It’s possible to be in business for years and still not truly know what you’re selling.
The entrepreneurs behind these businesses are constantly creating something new to sell. They’re riffing off old ideas, inventing new ideas out of thin air, and pivoting to new segments of their market to stay afloat.
These businesses are always struggling—even when they’re making good money. They feel uncertain about their courses of action, unable to plan, and uncomfortable with the sustainability of their companies.
The real problem? It’s product-market fit.
“Product-market fit” is when you find a product that the market really wants. Eric Ries, father of the Lean Startup movement, says product-market fit is “the moment when a startup finally finds a widespread set of customers that resonate with its product.” Or as Budget Nerd founder Mark Butler told CoCommercial members, when the yesses start to outweigh the nos.
Now, just because you feel constantly compelled to create something new to sell just to stay afloat doesn’t mean you haven’t found product-market fit. It might mean you’ve ignored it.
Or, it might mean that you have found a core group of customers who would buy anything you create but that none of the things you’ve created yet appeals to a sustainably sized market.
Let’s examine both sides of this product-market fit problem:
1) You haven’t found product-market fit yet.
You’re flitting from idea to idea, not finding much traction, but also making some money so you stick with it. But sticking with it turns into stucking with it.
Your business is stagnant. You’re working harder than you need to. And you see no way to start making more money.
What’s worse: your business has gotten more and more complicated every year. There are 5, 10, or 20 things you could sell but none of them are really contributing in a meaningful way to your bottom line.
You know your can always hustle for more sales and more revenue. You might even have some customers that love everything you do—but any attempt to reach a broader market has failed. Getting your offer into the right hands has just never come easy.
You might be glad to know that the solution isn’t to create something new… again. The solution here is to take one idea and work with it long enough to actually figure out what is going on.
Just because an idea doesn’t work straight out of the gate doesn’t mean it’s the wrong idea. And just because you’ve failed to reach a bigger market doesn’t mean you can’t.
It’s just that every time you start up a new idea, you lose most of your ability to determine what was working—or wasn’t—about your previous idea.
Choose something you’ve had some success with in the past. Then decide on 1 change you want to make to that offer (the format, the positioning, the messaging, the scope, etc…). Form a hypothesis about the result that 1 change will make (more customers interested, less time selling, less hands-on delivery, etc…).
Finally, test your hypothesis by selling your offer. Once you’ve sold it, decide whether you’ve proven your hypothesis or not. Then form a new hypothesis and test again.
I recommend at least 3 iterations of any idea before you scrap it or pivot. Some offers that have gone on to make millions have required many more iterations than that.
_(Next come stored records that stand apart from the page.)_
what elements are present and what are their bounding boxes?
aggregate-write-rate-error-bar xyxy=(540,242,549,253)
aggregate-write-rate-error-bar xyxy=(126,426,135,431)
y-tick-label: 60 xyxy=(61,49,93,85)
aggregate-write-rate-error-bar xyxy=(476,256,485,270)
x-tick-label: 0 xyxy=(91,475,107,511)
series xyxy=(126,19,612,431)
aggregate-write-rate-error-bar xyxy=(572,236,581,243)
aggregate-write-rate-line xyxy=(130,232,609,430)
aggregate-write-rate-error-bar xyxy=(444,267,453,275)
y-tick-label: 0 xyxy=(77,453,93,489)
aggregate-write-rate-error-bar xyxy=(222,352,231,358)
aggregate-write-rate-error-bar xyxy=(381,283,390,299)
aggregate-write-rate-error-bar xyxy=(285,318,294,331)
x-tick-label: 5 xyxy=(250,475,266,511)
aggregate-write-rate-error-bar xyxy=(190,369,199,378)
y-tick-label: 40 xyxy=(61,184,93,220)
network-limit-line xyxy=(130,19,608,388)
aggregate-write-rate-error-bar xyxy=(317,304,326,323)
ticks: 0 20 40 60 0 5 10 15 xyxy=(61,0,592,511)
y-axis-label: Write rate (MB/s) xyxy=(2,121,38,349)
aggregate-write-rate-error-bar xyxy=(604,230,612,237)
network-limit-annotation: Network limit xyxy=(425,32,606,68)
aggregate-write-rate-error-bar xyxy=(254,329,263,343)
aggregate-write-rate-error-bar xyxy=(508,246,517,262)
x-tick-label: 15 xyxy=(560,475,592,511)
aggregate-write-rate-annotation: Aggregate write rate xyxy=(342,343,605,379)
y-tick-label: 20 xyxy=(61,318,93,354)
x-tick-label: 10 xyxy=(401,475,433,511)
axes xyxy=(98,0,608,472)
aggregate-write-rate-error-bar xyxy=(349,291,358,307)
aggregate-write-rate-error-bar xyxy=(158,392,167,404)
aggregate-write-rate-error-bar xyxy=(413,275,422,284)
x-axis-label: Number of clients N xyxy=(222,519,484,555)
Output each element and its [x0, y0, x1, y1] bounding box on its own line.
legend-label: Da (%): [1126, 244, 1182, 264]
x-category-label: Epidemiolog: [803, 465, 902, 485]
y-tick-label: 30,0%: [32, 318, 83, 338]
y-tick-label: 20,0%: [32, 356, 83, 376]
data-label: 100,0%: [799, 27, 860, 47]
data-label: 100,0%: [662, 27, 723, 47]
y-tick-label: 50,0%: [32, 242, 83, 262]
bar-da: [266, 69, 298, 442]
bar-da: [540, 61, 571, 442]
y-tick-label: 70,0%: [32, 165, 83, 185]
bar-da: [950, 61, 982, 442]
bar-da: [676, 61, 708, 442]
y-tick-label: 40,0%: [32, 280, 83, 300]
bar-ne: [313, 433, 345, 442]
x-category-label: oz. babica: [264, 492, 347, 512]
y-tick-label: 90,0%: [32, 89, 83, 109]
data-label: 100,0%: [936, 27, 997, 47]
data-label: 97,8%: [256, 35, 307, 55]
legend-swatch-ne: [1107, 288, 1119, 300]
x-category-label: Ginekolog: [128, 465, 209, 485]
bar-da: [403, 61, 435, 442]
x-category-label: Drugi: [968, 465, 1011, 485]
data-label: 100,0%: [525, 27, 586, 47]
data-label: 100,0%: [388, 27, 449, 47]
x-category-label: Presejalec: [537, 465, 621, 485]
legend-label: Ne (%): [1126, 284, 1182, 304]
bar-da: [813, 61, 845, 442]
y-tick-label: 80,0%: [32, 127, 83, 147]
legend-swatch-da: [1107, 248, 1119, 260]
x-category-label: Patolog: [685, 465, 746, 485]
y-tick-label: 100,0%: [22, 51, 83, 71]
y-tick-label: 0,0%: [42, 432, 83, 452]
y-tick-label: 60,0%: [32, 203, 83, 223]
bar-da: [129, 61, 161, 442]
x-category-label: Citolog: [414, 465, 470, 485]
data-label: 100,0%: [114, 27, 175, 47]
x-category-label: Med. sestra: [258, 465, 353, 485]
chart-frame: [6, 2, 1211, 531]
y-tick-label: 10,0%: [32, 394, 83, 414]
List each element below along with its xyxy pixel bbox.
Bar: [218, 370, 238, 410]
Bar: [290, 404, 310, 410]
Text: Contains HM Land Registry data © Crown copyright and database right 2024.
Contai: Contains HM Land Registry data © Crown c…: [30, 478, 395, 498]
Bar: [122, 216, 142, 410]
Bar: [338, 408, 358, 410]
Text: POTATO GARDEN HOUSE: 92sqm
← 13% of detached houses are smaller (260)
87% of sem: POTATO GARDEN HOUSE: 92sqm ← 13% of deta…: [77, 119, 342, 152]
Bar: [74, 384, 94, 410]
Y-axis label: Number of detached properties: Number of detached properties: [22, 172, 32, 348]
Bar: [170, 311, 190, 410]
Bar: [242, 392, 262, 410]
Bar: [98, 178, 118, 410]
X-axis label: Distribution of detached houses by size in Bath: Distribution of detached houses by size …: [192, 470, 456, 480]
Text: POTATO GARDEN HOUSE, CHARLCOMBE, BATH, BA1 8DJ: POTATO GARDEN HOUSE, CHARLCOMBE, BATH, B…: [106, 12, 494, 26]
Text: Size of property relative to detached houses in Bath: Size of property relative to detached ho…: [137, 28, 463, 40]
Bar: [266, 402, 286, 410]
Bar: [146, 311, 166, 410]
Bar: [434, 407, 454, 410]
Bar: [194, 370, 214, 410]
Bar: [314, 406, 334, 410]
2) You’ve found product-market fit and, instead of sticking with it and learning how to accelerate your revenue based on that offer, you went off and made something new…
…again… and again… and again.
This is the real killer. As my old boss would say, “You snatched defeat out of the jaws of victory.”
Here’s the thing: this scenario doesn’t look much different from the first. Your business has grown more complicated, you jump from offer to offer, you’re always creating something new.
But where this scenario is different is that, at some point, you said: “Wow! That was easy, I wish they could all be like that.”
The reason you stuck with creating new things is likely because you have a fear of sticking to one thing, doubling down on what you do, or doing the work to reach people you don’t already have a relationship with. But until you do all of those things, you’re going to spread yourself and your business too thin.
In this case, the course of action is to identify the profitable, marketable product you already have and start paring back the rest of your business model so that all of your resources can be directed toward that offer. Your team is focused on it, your free capital is focused on it, your marketing efforts are focused on it.
The solution isn’t to do more or create more (this is rarely if ever the solution, actually). It’s to do less and create less. This can be incredibly uncomfortable for a creative person. The trick is to find the art in growing the business—and trust me, it’s an art
Unless you’re feeling free & easy with your business and know exactly how to make more money tomorrow, you’re likely finding yourself in one of those 2 scenarios.
So what’s going to be your next move?